Non-invasive quantification of cerebral glucose metabolism using Gjedde-Patlak plot and image-derived input function from the aorta

• Published in: NeuroImage (Orlando, Fla.) Vol. 253; p. 119079
• Main Authors: Henriksen, Alexander Cuculiza, Lonsdale, Markus Nowak, Fuglø, Dan, Kondziella, Daniel, Nersesjan, Vardan, Marner, Lisbeth
• Format: Journal Article
• Language: English
• Published: United States Elsevier Inc 01.06.2022; Elsevier Limited; Elsevier
• Subjects: [18F]FDG; Algorithms; Aorta; Aorta - diagnostic imaging; Aorta - metabolism; Blood levels; Brain; Brain - diagnostic imaging; Brain - metabolism; Cannulation; Cerebellum; Cerebral glucose metabolism; CMRglc; Coronary vessels; Cortex (frontal); Fluorodeoxyglucose F18 - metabolism; Glucose; Glucose - metabolism; Hippocampus; Humans; Metabolic rate; Metabolism; PET; Plasma; Positron emission tomography; Positron-Emission Tomography - methods; Radiopharmaceuticals - metabolism; Software; Values; Veins & arteries; United States > US; Chicago Illinois; [18F]FDG; Brain; Positron emission tomography; CMRglc; PET; Cerebral glucose metabolism; [F]FDG
• ISSN: 1053-8119; 1095-9572; 1095-9572
• DOI: 10.1016/j.neuroimage.2022.119079

We aimed at evaluating a Gjedde-Patlak plot and non-invasive image-derived input functions (IDIF) from the aorta to quantify cerebral glucose metabolic rate (CMRglc) in comparison to the reference standard based on sampling the arterial input function (AIF).
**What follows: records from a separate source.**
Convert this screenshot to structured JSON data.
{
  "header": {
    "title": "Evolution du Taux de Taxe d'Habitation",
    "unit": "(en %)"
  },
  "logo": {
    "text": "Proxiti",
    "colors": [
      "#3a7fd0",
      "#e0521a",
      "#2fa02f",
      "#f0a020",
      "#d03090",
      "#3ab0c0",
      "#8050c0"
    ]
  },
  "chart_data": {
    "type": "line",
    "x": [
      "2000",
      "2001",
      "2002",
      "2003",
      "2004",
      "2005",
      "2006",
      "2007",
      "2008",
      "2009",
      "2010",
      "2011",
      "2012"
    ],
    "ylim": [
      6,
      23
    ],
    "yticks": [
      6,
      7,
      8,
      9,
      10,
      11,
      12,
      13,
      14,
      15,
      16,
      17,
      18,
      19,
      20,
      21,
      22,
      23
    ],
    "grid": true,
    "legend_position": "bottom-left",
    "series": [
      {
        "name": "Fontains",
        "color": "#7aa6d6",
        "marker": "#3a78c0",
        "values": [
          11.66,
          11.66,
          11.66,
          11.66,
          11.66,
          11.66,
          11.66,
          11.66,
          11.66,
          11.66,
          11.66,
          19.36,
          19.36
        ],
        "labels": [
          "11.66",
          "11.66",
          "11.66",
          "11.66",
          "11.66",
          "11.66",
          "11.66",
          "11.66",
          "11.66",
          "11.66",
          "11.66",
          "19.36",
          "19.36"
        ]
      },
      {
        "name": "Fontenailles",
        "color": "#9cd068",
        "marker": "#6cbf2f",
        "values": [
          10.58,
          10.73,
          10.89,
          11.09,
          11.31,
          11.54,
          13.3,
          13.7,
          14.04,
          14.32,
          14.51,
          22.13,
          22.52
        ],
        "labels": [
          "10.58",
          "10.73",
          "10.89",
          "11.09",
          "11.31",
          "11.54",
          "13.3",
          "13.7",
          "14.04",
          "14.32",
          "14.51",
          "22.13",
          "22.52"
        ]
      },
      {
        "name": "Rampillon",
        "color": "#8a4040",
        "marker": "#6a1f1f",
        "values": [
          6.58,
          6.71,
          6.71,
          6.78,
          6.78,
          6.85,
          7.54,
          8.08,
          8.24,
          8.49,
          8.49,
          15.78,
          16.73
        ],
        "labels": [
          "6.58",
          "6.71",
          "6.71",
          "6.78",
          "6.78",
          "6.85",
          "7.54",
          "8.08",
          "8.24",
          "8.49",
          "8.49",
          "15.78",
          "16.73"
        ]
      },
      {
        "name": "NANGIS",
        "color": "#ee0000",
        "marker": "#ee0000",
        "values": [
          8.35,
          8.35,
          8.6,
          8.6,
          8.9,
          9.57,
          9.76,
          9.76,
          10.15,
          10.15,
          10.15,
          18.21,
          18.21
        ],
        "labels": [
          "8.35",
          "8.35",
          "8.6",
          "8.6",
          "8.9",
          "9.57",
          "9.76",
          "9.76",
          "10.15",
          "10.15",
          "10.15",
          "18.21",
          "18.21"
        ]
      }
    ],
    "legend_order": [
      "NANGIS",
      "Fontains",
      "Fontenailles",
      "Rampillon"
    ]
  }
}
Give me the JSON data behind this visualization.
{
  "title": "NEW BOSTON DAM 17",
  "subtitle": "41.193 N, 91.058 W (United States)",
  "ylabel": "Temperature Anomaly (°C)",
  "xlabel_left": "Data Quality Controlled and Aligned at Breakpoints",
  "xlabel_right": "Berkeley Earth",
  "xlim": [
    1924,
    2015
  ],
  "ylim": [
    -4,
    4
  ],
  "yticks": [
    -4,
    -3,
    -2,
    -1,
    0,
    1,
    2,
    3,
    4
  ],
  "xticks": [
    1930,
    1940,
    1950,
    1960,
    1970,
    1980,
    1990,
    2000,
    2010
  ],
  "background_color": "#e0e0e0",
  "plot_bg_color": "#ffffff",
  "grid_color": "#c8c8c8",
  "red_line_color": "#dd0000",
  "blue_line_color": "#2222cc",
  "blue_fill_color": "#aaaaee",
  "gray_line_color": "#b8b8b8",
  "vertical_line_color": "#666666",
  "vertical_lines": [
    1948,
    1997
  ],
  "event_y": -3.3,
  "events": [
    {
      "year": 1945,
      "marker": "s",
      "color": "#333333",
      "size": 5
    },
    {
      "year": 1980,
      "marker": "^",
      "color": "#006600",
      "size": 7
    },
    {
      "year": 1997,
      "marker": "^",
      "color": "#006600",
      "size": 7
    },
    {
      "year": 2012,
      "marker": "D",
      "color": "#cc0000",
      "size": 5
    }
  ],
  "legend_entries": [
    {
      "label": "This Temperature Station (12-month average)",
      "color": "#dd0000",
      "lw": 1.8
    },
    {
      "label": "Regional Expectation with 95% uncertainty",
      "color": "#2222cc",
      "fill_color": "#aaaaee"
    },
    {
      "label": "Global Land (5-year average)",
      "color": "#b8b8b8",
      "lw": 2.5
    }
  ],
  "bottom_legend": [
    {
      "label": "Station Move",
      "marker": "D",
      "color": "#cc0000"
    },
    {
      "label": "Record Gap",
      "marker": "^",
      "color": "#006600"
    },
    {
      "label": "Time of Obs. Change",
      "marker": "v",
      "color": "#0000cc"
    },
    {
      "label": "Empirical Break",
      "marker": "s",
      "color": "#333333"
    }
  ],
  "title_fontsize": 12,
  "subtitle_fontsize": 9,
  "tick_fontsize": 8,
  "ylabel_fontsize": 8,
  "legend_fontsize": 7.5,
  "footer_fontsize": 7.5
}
Six healthy subjects received 200 MBq [18F]FDG simultaneously with the initiation of a three-part dynamic PET recording consisting of a 15 min-recording of the aorta, a 40 min-recording of the brain and finally 2 min-recording of the aorta. Simultaneously, the arterial 18F concentration was measured via arterial cannulation. Regions of interest were drawn in the aorta and the brain and time-activity curves extracted. The IDIF was obtained by fitting a triple exponential function to the aorta time-activity curve after the initial peak including the late aorta frame, thereby interpolating the arterial blood activity concentration during the brain scan. CMRglc was calculated from Gjedde-Patlak plots using AIF and IDIF, respectively and the predictive value was examined. Results from frontal cortex, insula, hippocampus and cerebellum were compared by paired t-test and agreement between the methods was analyzed by Bland-Altman plot statistics. There was a strong linear relationship and an excellent agreement between the methods (mean±SD of CMRglcIDIF (μmol 100 g−1 min−1), mean difference, mean relative difference, 95% limits of agreement): frontal cortex: 30.8 ± 3.3, 0.5, 2.2%, [-1,6:2.5], insula: 25.4 ± 2.2, 0.4, 2.4%, [-1.4:2.2], hippocampus: 16.9 ± 1.2, 0.4, 3.8%, [-1.1:2.0] and cerebellum: 23.4 ± 1.9, 0.5, 3.1%, [-1.4:2.5]). We found excellent agreement between CMRglc obtained with an IDIF from the aorta and the reference standard with AIF. A non-invasive three-part dynamic [18F]FDG PET recording is feasible as a non-invasive alternative for reliable quantification of cerebral glucose metabolism in all scanner systems. This is useful in patients with presumed global cerebral changes owing to systemic disease or for the monitoring of treatment effects.